AstraZeneca has resumed the trial of its experimental COVID-19 vaccine after approval by regulators, and Johnson & Johnson is preparing to resume its trial on Monday or Tuesday, the companies said on Friday.

AstraZeneca, one of the leading vaccine developers, paused its U.S. trial on September 6 after a serious neurological illness report believed to be transverse myelitis in a participant in the company's UK trial. J&J paused its large, late-stage trial last week after a study participant became ill.

Both companies have contracts to provide vaccine to the U.S. and other governments if regulators clear them.

Officials and experts have expressed concern that the regulatory approval process overseen by the Food and Drug Administration (FDA) will be undermined by political pressure, and around a quarter of Americans say they are hesitant to take a COVID-19 vaccine.

"As this trial resumes, I am hoping the message communicated to the public is that we are following procedures to highest ethical standard and not interfering with the FDA regulatory process," said Matthew Hepburn, head of vaccine development for Operation Warp Speed, a public-private partnership to speed inoculation efforts.

Infections are rising in 80 countries as people in the northern hemisphere spend more time indoors with winter approaching.

J&J said on Friday that the safety panel, called a Data and Safety Monitoring Board, has recommended that the drugmaker resume trial recruitment after finding no evidence that the vaccine caused the volunteer to fall ill.

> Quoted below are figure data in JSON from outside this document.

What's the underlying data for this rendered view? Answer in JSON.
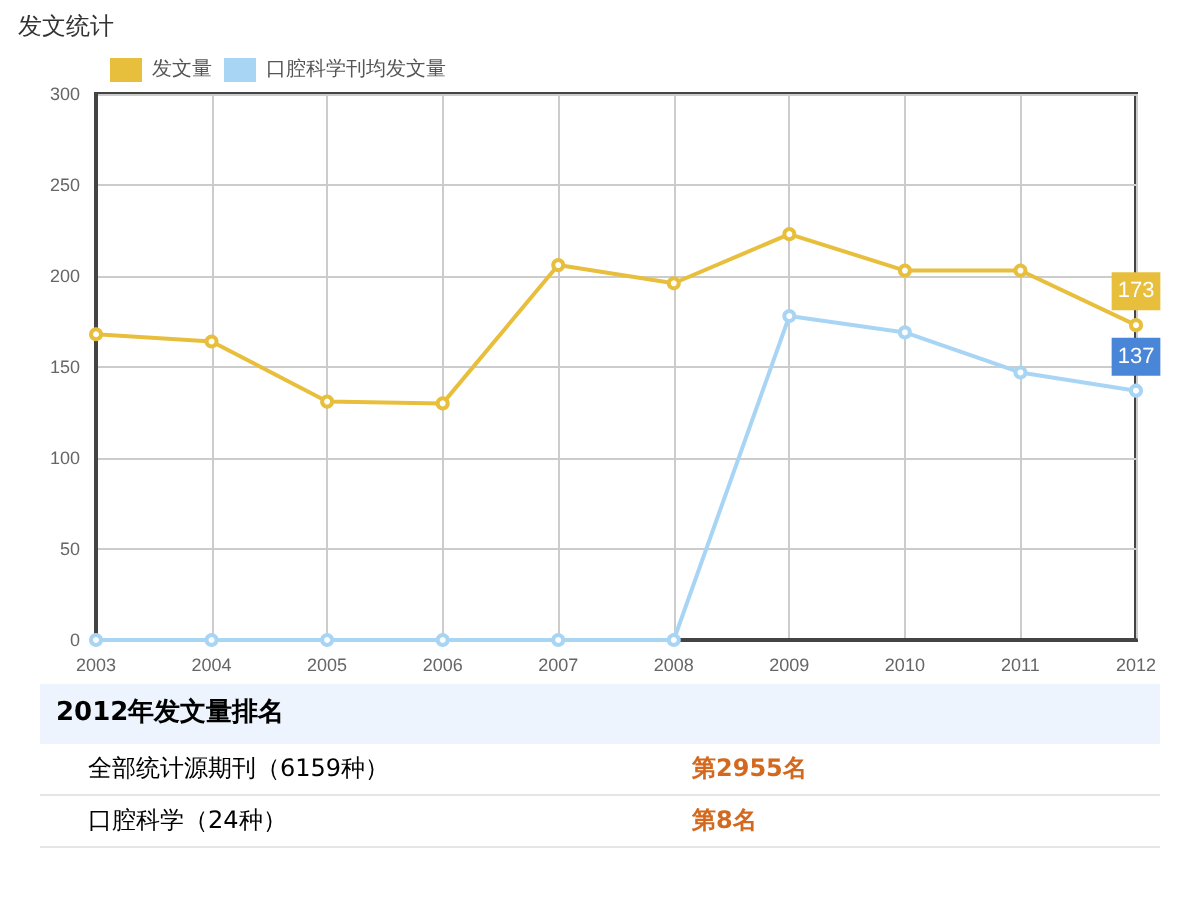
{
  "chart_data": {
    "type": "line",
    "title": "发文统计",
    "categories": [
      "2003",
      "2004",
      "2005",
      "2006",
      "2007",
      "2008",
      "2009",
      "2010",
      "2011",
      "2012"
    ],
    "series": [
      {
        "name": "发文量",
        "color": "#e8bf3c",
        "values": [
          168,
          164,
          131,
          130,
          206,
          196,
          223,
          203,
          203,
          173
        ],
        "value_labels": [
          null,
          null,
          null,
          null,
          null,
          null,
          null,
          null,
          null,
          "173"
        ]
      },
      {
        "name": "口腔科学刊均发文量",
        "color": "#a9d5f5",
        "values": [
          0,
          0,
          0,
          0,
          0,
          0,
          178,
          169,
          147,
          137
        ],
        "value_labels": [
          null,
          null,
          null,
          null,
          null,
          null,
          null,
          null,
          null,
          "137"
        ]
      }
    ],
    "ylim": [
      0,
      300
    ],
    "yticks": [
      0,
      50,
      100,
      150,
      200,
      250,
      300
    ],
    "grid": true,
    "legend": "top left",
    "marker": "circle",
    "annotations": [
      "2012年发文量排名",
      "全部统计源期刊（6159种）",
      "第2955名",
      "口腔科学（24种）",
      "第8名"
    ]
  }
}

J&J expects to resume its trial in the United States on Monday or Tuesday and remains on track to produce data from the trial on the vaccines' effectiveness by the end of 2020 or early 2021, J&J's chief scientific officer Paul Stoffels said.

J&J is also in discussions with other regulators to resume a trial outside of the United States, the company said.

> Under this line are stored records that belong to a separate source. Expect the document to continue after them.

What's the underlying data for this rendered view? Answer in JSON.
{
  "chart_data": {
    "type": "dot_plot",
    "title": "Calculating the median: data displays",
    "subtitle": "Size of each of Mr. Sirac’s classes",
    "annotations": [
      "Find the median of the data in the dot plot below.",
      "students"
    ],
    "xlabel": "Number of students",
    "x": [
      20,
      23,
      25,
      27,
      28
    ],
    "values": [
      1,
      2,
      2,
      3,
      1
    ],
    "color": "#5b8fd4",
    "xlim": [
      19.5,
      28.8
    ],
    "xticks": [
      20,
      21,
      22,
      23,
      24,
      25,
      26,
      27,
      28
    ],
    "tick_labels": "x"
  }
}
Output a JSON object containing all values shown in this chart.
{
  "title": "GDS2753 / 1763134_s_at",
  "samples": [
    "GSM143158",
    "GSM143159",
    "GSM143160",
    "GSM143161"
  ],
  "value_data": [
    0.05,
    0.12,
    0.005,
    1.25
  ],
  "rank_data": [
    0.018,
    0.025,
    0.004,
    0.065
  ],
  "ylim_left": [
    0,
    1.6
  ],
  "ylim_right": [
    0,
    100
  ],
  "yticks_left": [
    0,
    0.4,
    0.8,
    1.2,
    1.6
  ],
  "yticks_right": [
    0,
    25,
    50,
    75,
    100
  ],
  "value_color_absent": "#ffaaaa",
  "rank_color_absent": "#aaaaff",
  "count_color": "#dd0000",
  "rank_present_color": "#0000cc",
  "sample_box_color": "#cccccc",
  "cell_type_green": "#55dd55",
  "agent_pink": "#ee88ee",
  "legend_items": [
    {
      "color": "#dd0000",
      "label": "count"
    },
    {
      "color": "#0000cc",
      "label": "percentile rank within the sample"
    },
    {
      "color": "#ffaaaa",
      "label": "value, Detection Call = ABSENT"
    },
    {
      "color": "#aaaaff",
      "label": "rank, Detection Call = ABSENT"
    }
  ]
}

So far, the medical board has not identified a clear cause for the patients' illness. J&J cannot reveal any details about the patient's sickness because of patient privacy rules, Stoffels said.

AstraZeneca said that it is not unusual for some trial participants to fall ill during large-scale vaccine trials but that the U.S. Food and Drug Administration has reviewed all safety data from the trials globally and deemed it safe to continue testing the vaccine.

AstraZeneca trials in the United Kingdom, Brazil, and South Africa resumed last month even as the U.S. Food and Drug Administration continued its investigation into the case.